According to Times Higher Education World University Rankings data, “Forty-three – or 21 percent – of the top 200 universities in the latest 2022 ranking have a female leader.” This is an increase from 41 universities in 2021 and 34 in 2018.

Ellie Bothwell of Times Higher Education summarizes some of the most important data on the World University Top 200 Rankings, as ranked by Times Higher Education. According to Bothwell, the United States has seen the largest increase in the number of universities led by women this year. Germany and Switzerland, on the other hand, have seen a drop in universities with female leaders. Of the 27 countries and regions in the top 200 list, 13 have no female leaders at all.

The current number one institution on THE World University Rank 2022, University of Oxford, is led by Louise Richardson. Carol Christ leads the number eight institution, University of California, Berkeley. Three Ivy League universities also have women leaders: University of Pennsylvania, Cornell University, and Brown University. You can find the full list of top 10 universities led by women here and a profile of each woman here.

Bothwell explains that “the list of the world’s top 10 universities led by women is likely to look quite different next year, as half of this year’s cohort have announced that their current leader is due to leave.”

M. Cristina Alcalde and Mangala Subramaniam of Inside Higher Ed write that “even in top positions, women face challenges within institutional structures, systems and mind-sets that require transformative change.” As of 2020, women and minority administrators “still face[d] significant pay and seniority disparities, especially within executive leadership roles” reported Emma Whitford of Inside Higher Ed.

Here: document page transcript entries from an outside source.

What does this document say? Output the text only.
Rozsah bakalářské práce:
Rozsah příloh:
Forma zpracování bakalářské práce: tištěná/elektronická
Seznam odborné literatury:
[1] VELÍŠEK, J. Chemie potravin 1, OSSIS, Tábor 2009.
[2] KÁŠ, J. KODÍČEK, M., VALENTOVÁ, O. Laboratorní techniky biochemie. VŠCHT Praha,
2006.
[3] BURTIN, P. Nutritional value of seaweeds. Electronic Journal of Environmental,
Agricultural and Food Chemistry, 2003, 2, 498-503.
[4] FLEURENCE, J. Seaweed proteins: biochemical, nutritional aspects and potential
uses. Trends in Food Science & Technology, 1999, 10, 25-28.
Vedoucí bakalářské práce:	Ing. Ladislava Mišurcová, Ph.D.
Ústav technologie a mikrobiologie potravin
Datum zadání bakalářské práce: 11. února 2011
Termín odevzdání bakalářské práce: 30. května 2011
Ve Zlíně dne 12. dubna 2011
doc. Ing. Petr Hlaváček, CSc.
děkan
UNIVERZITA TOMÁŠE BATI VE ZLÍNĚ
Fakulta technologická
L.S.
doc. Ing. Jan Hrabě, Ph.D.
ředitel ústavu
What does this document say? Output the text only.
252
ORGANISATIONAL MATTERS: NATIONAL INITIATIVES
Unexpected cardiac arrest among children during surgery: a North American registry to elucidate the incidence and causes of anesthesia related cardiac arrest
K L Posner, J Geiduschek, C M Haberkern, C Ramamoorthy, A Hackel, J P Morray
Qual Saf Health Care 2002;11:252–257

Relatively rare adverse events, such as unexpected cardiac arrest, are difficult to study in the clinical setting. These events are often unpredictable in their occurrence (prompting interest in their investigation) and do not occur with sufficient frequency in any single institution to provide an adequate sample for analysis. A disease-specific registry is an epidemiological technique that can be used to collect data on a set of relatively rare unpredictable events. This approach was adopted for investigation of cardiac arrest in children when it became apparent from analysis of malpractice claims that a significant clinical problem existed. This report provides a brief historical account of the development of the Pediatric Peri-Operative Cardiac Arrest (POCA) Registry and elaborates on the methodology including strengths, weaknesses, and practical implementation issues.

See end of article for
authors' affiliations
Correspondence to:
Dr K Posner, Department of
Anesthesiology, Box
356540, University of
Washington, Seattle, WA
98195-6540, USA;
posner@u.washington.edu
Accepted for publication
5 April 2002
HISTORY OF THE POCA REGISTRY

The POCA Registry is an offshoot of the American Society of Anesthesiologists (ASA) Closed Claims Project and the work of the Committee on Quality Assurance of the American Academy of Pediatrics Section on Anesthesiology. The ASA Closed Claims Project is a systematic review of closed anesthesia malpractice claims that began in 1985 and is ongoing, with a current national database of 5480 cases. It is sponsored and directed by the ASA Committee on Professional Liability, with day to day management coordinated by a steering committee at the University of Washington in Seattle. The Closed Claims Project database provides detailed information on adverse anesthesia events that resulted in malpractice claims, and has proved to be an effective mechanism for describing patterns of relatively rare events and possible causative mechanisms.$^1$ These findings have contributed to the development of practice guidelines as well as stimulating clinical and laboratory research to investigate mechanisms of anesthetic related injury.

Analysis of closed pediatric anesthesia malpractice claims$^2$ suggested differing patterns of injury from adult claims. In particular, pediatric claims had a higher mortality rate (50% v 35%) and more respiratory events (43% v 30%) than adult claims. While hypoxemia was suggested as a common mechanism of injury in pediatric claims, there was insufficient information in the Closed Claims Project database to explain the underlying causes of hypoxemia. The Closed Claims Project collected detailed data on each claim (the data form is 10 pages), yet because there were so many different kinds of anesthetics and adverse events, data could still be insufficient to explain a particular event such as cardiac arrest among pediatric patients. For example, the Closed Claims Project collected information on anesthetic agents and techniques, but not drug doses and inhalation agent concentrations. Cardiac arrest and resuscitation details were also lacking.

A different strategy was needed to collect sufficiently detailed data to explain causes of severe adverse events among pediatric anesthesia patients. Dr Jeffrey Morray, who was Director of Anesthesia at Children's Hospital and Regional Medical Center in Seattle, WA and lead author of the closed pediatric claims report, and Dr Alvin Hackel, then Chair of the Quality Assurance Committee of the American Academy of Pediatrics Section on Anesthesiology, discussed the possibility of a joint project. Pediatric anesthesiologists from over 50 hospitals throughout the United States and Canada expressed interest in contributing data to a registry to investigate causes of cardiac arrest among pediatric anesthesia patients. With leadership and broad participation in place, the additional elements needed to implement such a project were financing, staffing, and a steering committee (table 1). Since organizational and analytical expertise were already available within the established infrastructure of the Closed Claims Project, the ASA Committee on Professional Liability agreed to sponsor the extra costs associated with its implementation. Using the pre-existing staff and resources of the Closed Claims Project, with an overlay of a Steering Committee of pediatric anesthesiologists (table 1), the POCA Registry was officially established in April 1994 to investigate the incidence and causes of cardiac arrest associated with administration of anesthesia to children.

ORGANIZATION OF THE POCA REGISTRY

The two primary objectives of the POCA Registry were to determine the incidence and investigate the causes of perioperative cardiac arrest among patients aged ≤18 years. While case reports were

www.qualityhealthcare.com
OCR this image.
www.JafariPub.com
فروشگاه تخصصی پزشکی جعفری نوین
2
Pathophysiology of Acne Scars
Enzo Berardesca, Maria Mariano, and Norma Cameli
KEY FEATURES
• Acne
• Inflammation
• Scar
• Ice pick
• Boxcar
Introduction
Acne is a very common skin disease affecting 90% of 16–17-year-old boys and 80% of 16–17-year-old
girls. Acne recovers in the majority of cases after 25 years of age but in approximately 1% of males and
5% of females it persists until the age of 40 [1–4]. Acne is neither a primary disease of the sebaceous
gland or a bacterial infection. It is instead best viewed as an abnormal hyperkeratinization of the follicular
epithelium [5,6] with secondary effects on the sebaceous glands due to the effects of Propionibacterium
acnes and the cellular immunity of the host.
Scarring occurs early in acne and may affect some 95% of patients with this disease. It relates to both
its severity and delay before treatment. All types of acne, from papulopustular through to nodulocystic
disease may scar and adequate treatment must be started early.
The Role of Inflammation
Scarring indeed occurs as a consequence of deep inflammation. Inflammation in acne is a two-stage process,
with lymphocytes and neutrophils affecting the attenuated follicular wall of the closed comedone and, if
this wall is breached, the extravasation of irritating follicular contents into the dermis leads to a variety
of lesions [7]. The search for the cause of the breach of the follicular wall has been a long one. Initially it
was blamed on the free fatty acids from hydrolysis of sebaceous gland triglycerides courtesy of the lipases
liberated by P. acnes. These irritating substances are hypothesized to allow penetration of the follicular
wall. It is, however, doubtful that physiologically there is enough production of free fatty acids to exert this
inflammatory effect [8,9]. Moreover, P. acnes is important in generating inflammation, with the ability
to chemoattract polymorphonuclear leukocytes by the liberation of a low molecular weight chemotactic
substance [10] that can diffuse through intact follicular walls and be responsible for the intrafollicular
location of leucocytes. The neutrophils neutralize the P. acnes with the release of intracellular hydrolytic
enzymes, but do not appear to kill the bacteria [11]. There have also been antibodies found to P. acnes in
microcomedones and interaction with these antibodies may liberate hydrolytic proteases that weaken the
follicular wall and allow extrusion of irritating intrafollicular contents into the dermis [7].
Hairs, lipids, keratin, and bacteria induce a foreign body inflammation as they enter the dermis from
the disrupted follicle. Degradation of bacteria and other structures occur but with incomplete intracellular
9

Alcalde and Subramaniam were selected to be members of the 2020 cohort of the HERS (Higher Education Resource Services) Leadership Institute, where they had the chance to meet with other women leaders and discuss experiences in academic leadership positions. Founded in 1972, HERS “is a leadership development and research organization that is dedicated to creating and sustaining a diverse network of woman-identified leaders in higher education.” HERS aims to “ensure greater diversity and equality in university and college leadership moving forward.” This program is a great resource to help women navigate their leadership roles in a still predominantly male field.

Alcalde and Subramaniam write that they have identified “systemic obstacles to women’s (especially women of color) leadership advancement in higher education.“ The approach to women’s leadership should be rethought, they argue; “it is time we… recognize women leaders as intentional, strategic, intelligent, deliberate, goal-driven, focused, accomplished, successful, ambitious and visionary.”

While there is now a record-breaking number of women leading top universities, the number itself is still low. Only one in five top institutions is led by women. There is still much progress that needs to be made in the representation of women in the higher education field.